GNU sta a "new" come Giotto sta a "riduzione al moderno": della rinnovata Galleria Nazionale dell'Umbria e della sua mostra su Giotto e San Francesco

L'edificio della Galleria Nazionale dell'Umbria (GNU), che ha sede nel Palazzo dei Priori di Perugia, è stato rigenerato per il futuro: dopo quattro anni di progettazione ed uno di lavori, il museo nel cuore d'Italia è diventato un diaframma perfetto tra le opere in esso esposte e l'ambiente, sia urbano che naturalistico, in cui è armoniosamente inserito.

ItriArt Giotto
Maestro della Croce di Gubbio
croce processionale bifacciale
(1300 - 1305) 
Gli ampi spazi che accolgono il visitatore sono inondati di una luce diffusa e mitigata nella sua potenza da dei filtri alle finestre con una duplice funzione: da una parte tutelano la salute delle opere custodite al loro interno, dall'altra consentono l'affaccio sul paesaggio umbro, in primavera particolarmente mite e verdeggiante.
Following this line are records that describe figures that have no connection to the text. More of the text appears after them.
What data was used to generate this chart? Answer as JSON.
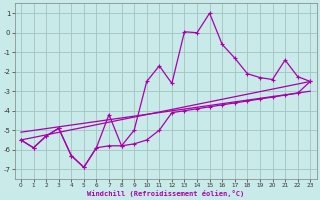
{
  "xlabel": "Windchill (Refroidissement éolien,°C)",
  "bg_color": "#c8eae8",
  "grid_color": "#a8c8c8",
  "line_color": "#aa00aa",
  "xlim": [
    -0.5,
    23.5
  ],
  "ylim": [
    -7.5,
    1.5
  ],
  "xticks": [
    0,
    1,
    2,
    3,
    4,
    5,
    6,
    7,
    8,
    9,
    10,
    11,
    12,
    13,
    14,
    15,
    16,
    17,
    18,
    19,
    20,
    21,
    22,
    23
  ],
  "yticks": [
    1,
    0,
    -1,
    -2,
    -3,
    -4,
    -5,
    -6,
    -7
  ],
  "series_zigzag1_x": [
    0,
    1,
    2,
    3,
    4,
    5,
    6,
    7,
    8,
    9,
    10,
    11,
    12,
    13,
    14,
    15,
    16,
    17,
    18,
    19,
    20,
    21,
    22,
    23
  ],
  "series_zigzag1_y": [
    -5.5,
    -5.9,
    -5.3,
    -4.9,
    -6.3,
    -6.9,
    -5.9,
    -5.8,
    -5.8,
    -5.7,
    -5.5,
    -5.0,
    -4.1,
    -4.0,
    -3.9,
    -3.8,
    -3.7,
    -3.6,
    -3.5,
    -3.4,
    -3.3,
    -3.2,
    -3.1,
    -2.5
  ],
  "series_zigzag2_x": [
    0,
    1,
    2,
    3,
    4,
    5,
    6,
    7,
    8,
    9,
    10,
    11,
    12,
    13,
    14,
    15,
    16,
    17,
    18,
    19,
    20,
    21,
    22,
    23
  ],
  "series_zigzag2_y": [
    -5.5,
    -5.9,
    -5.3,
    -4.9,
    -6.3,
    -6.9,
    -5.9,
    -4.2,
    -5.8,
    -5.0,
    -2.5,
    -1.7,
    -2.6,
    0.05,
    0.0,
    1.0,
    -0.6,
    -1.3,
    -2.1,
    -2.3,
    -2.4,
    -1.4,
    -2.25,
    -2.5
  ],
  "series_trend1_x": [
    0,
    23
  ],
  "series_trend1_y": [
    -5.5,
    -2.5
  ],
  "series_trend2_x": [
    0,
    23
  ],
  "series_trend2_y": [
    -5.1,
    -3.0
  ]
}
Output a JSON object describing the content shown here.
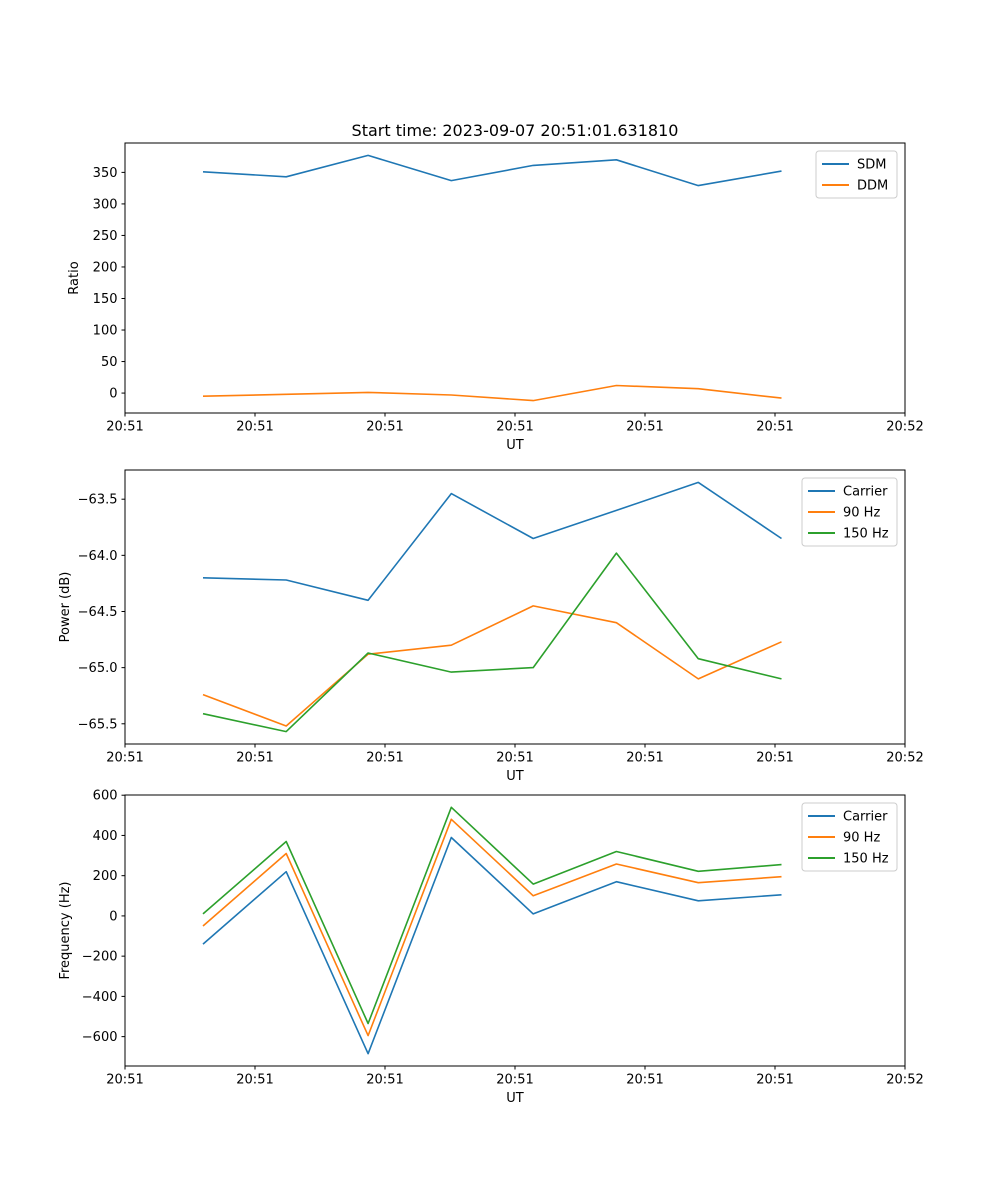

Questo colore, che si spartisce il riquadro delle trifore o delle finestre ad arco con l'azzurro del cielo, bene si accompagna all'ordine delle sale, bianche e razionali,  in cui il visitatore si trova a dialogare con il protagonista di quest'arte antica: il colore.

Le 40 sale ospitano 800 anni di storia dell'arte, dal XIII al XIX secolo, che si snodano tra opere di Nicola e Giovanni Pisano, Arnolfo di Cambio e capolavori di Piero della Francesca, del Beato Angelico, di Pietro di Cristoforo Vannucci, detto il Perugino, solo per citarne alcuni.

Del Perugino rapisce un trionfo di cromie nell'Adorazione dei Magi in cui il giovane pittore, fresco dell'alunnato presso il Verrocchio a Firenze, inserisce il proprio autoritratto nel personaggio in abito nero e berretto rosso, sul margine sinistro, mentre guarda "fuori" dal perimetro della scena, direttamente verso di noi. Le stoffe, i damaschi, le consistenze - come il velluto della figura a mani giunte - pare quasi di poterle toccare.
Perugino - Adorazione dei Magi (1475 circa)

Attualmente la Galleria celebra l'ottavo centenario della morte di san Francesco d'Assisi con la mostra "Giotto e San Francesco. Una rivoluzione nell'Umbria del Trecento" a cura di Veruska Picchiarelli e Emanuele Zappasoldi. 
L'allestimento avvolge il visitatore in uno scrigno blu, come il rivoluzionario e naturalistico cielo di Giotto che interruppe la tradizione delle volte ieratiche in oro dell'arte bizantina.

Il nesso che, infatti, collega i due uomini, il santo e l'artista, è uno slancio naturale verso l'osservazione diretta e partecipata del Creato. Giotto, dall'esperienza degli affreschi assisiani, porta il nuovo segno di un'arte sia più umana che più attenta alla resa della natura.
Quando ci descrive Francesco, Giotto ci trasmette un rivoluzionario senso di tenerezza, mediante un linguaggio del tutto inedito, restituendo l'intimità di una visione personale, anzi, quasi privata, del rapporto a tu per tu con Dio.

Giotto di Bondone - Madonna con Bambino (1300 circa)
Opera realizzata per la devozione personale,
Oxford, The Ashmolean Museum

La mostra è in corso fino al 14 giugno 2026.